Napolitano’s position has been completely rejected by the Supreme Court. The Court has always held that the federal government has plenary authority under Article I, Section 8, Clause 4 of the Constitution to make immigration laws: laws that determine who can enter this nation, and for foreigners, how long they can stay, under what conditions, and whether they can someday become citizens.

After Arizona v. United States, we reported how the Supreme Court in 2012 was divided on how immigration law works when the president does things without Congress, but that the Supreme Court reaffirmed a century of precedent that the Constitution vests all immigration powers in the federal government. There’s simply no legal debate on that question at all.

Likewise, Napolitano’s right-to-travel argument is wrong, for three separate reasons. First, it is a right to interstate travel only, not international travel to cross the U.S.-Mexico border.
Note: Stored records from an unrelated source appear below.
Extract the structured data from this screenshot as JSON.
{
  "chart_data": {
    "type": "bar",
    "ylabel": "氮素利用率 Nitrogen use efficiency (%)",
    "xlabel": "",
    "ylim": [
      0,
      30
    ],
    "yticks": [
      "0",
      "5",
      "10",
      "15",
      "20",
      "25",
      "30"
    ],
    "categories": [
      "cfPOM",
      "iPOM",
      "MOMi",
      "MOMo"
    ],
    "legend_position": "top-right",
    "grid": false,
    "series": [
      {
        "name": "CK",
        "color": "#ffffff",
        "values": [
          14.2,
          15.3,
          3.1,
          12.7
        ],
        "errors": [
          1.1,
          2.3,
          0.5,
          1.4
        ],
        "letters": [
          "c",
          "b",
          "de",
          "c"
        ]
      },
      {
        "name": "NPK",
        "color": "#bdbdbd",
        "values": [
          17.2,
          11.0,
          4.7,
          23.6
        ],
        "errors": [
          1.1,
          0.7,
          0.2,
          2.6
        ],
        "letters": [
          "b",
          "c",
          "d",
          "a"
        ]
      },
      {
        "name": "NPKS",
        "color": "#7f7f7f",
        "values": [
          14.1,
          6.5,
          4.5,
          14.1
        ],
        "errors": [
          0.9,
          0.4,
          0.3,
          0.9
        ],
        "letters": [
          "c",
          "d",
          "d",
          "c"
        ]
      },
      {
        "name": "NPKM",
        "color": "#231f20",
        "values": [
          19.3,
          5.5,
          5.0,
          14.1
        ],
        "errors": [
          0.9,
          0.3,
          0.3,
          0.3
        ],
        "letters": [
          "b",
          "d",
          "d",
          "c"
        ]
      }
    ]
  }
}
That’s why any American citizen can, for example, move freely from Indiana to Ohio without government permission. It does not—and never has—apply to entering or leaving this country.

Secondly, it is a right to travel from one state to another and settle in that new state to live there permanently. That is what the case Napolitano cites—the Supreme Court’s 1969 case Shapiro v. Thompson—was about: a person moving from Massachusetts to Connecticut to receive welfare benefits in her new state. If this right applied to illegal aliens, they would have the right not to just enter the United States, but also to permanently settle here and receive immediate welfare benefits.

Third, the Supreme Court has repeatedly held—as recently as its 1999 case Saenz v. Roe—that the right to travel is a right of American citizens only; it applies to the states through the Fourteenth Amendment’s Privileges or Immunities Clause (which immediately follows the Citizenship Clause), a provision that applies to U.S. citizens only. Natural rights—by contrast—apply to the states through the Fourteenth Amendment’s Due Process and Equal Protection Clauses. Foreigners have never had a constitutional right to free movement within this nation; only American citizens can do so.

By contrast, Judge Pirro was exactly correct when she explained that, in the Supreme Court’s 1898 case, it abandoned the original meaning of the Citizenship Clause. U.S. v. Wong Kim Ark was a case where the Court’s holding only applied to foreigners “domiciled” in the United States—a legal term meaning permanent lawful residents. The Court’s statements quoted to support birthright citizenship for illegal aliens is what is called obiter dicta, which is not part of the Court’s holding and thus is not binding precedent.

Pirro also noted that in 1923, Congress retroactively granted citizenship to American Indians, who, up to that point, had been denied citizenship ever since the Fourteenth Amendment’s ratification in 1868, thus proving that the Fourteenth Amendment never granted them citizenship. Pirro’s only mistake is saying that it appears that Congress was ignoring the Fourteenth Amendment.

That’s not entirely accurate. Instead, it shows that the Citizenship Clause is a floor, not a ceiling. As our previous report explained, the Fourteenth Amendment says that certain children born in this country must be granted citizenship, but it leaves Congress unfettered to grant citizenship to be more generous than that floor requires, and it can give citizenship to anyone else Congress wants. That’s what the current INA does, and it’s why Congress can narrow the INA back to its constitutional floor at any time to eliminate the issue of illegal aliens’ anchor babies receiving birthright citizenship.